Was Sample V-27 an actual person? The debate had gone back and forth, with millions of dollars spent on lawyers to determine his fate—and the fate of potential future clones. For a number of years, while in a guarded facility and “child-tissue neutral” environment, Sample V-27 had been referred to as Austin Valens. The name had been assigned by the court system, based on the fact that they were in the City of Austin for the duration of the legal process. And Isaac Valens was the doctor who’d originally cloned him from an adjacent human embryo, thereafter placed in a bovine womb for gestation.

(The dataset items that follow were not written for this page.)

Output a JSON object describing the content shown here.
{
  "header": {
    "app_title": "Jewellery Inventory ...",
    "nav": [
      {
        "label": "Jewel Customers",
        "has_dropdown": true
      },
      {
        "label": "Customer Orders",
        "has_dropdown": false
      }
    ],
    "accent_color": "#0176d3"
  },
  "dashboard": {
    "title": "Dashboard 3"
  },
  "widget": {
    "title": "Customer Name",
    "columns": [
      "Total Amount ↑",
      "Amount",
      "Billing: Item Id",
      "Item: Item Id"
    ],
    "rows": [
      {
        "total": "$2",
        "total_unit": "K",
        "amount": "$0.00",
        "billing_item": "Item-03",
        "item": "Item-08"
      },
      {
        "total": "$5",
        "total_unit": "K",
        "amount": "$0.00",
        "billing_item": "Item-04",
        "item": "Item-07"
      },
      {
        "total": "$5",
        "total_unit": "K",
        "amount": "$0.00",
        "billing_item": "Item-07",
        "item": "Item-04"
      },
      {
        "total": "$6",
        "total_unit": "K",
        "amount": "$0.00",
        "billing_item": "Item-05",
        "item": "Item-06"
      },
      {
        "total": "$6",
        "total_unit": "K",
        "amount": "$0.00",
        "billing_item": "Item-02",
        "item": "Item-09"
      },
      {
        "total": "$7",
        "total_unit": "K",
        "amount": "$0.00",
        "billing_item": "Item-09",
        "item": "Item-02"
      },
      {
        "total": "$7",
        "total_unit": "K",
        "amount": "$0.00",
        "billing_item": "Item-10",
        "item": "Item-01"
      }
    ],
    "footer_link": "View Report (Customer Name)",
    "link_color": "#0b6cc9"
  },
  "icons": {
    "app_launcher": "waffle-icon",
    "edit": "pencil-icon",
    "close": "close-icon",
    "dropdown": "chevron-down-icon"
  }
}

The world was strange to Austin Valens, simply because he’d not experienced much human interaction in society. But he had, on occasion when he wasn’t considered Sample V-27, watched television. When he’d been deemed a child, at least temporarily, and not as “redesignated human tissue,” a tutor had taught him to read and write. But when liberal courts objected and a ruling swung the other way, he’d been placed back in a sterile laboratory setting to be studied, sampled, and tested.
But now he was free. The courts had finally ruled he was a human individual, and the laboratory that had borne him had paid millions in compensation. Austin was wealthy, but he wasn’t sure what such wealth meant to him. Of course, the courts had ruled in one direction, but having been educated, he understood he had no mother or father. Was he even a person?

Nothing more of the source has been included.